H&W: How Does Health Care Reform’s Clinical Trials Mandate Affect Our Self-Insured Health Plan’s Exclusion of Experimental or Investigational Items and Services?

101177187Question of the Week from Thomson Reuters

 

QUESTION: Our company’s self-insured health plan contains an exclusion for items and services that are experimental or investigational in nature. We have heard that health care reform includes a clinical trials mandate. Does this mean we will need to amend our plan to start covering clinical trials?

ANSWER: Health care reform does not require coverage of clinical trials. The provision you are referring to prohibits non-grandfathered group health plans from denying qualified individuals the right to participate in an approved clinical trial, and from denying, limiting, or imposing additional conditions on the plan’s coverage of “routine patient costs” for items and services furnished in connection with participation in an approved clinical trial. This provision is effective for plan years beginning on or after January 1, 2014.

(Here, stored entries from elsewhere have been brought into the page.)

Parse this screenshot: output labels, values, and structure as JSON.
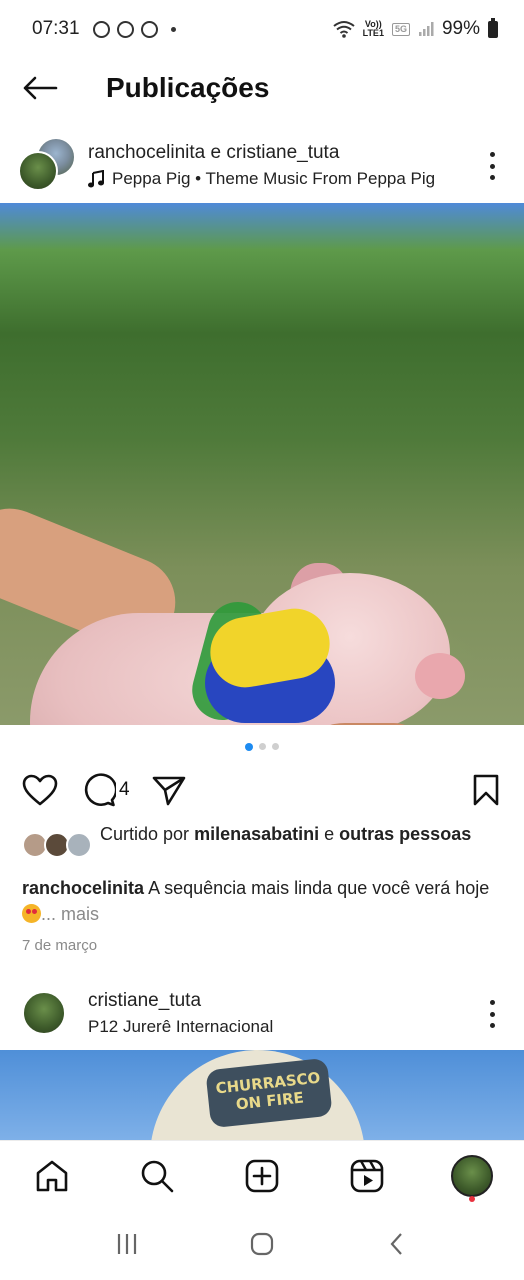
{
  "status_bar": {
    "time": "07:31",
    "network_top": "Vo))",
    "network_bottom": "LTE1",
    "network_type": "5G",
    "battery": "99%"
  },
  "header": {
    "title": "Publicações"
  },
  "post1": {
    "author1": "ranchocelinita",
    "connector": "e",
    "author2": "cristiane_tuta",
    "music": "Peppa Pig • Theme Music From Peppa Pig",
    "comment_count": "4",
    "liked_prefix": "Curtido por",
    "liked_user": "milenasabatini",
    "liked_connector": "e",
    "liked_suffix": "outras pessoas",
    "caption_user": "ranchocelinita",
    "caption_text": "A sequência mais linda que você verá hoje",
    "caption_more": "... mais",
    "date": "7 de março"
  },
  "post2": {
    "author": "cristiane_tuta",
    "location": "P12 Jurerê Internacional",
    "cap_text": "CHURRASCO ON FIRE"
  },
  "icons": {
    "back": "arrow-left-icon",
    "more": "more-vertical-icon",
    "music": "music-note-icon",
    "mute": "volume-off-icon",
    "like": "heart-icon",
    "comment": "comment-icon",
    "share": "send-icon",
    "save": "bookmark-icon",
    "home": "home-icon",
    "search": "search-icon",
    "create": "plus-square-icon",
    "reels": "reels-icon"
  },
  "colors": {
    "accent": "#1d8bf1",
    "notification": "#e8323f"
  }
}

“Routine patient costs” are items and services typically covered under the plan for a participant not enrolled in a clinical trial. They do not include—(1) the investigational item, device, or service itself; (2) items and services not included in the direct clinical management of the patient, but instead provided in connection with data collection and analysis; or (3) a service clearly not consistent with widely accepted and established standards of care for the particular diagnosis. Thus, the health care reform requirement does not prevent a plan from excluding certain courses of treatment, devices, or services as experimental and investigational. But you should review the wording of the exclusion in your plan document and summary plan description to confirm that it does not exclude related services that are required to be covered as routine patient costs. You may find that you need to make some changes to the wording of your exclusion provision (or in the “definitions” section of your plan) in order to comply. If so, you should work with the plan’s TPA to ensure that the revised exclusion provision will be administered correctly, so that items and services that ordinarily would be covered by the plan are not excluded solely because the individual is participating in a clinical trial. And, if the company maintains stop-loss insurance in connection with the plan, you should be aware that stop-loss insurance is not required to comply with any health care reform mandates (because it is not health insurance). Thus, if the stop-loss policy’s exclusion is broader than the plan’s exclusion, the company will ultimately be responsible for any exposure.

Also, aside from the health care reform provision, keep in mind that plan exclusions for experimental or investigational treatments are often challenged by participants. These exclusions should be drafted with as much specificity as possible, to avoid having a court define an ambiguous term. For example, consider listing specific procedures in the plan document as excluded, along with a general reservation of authority to exclude other procedures determined to be experimental or investigational under stated (and preferably objective) criteria. And, as with all plan terms, the plan document should clearly state that the plan administrator (or its delegate) retains discretion to interpret the exclusion.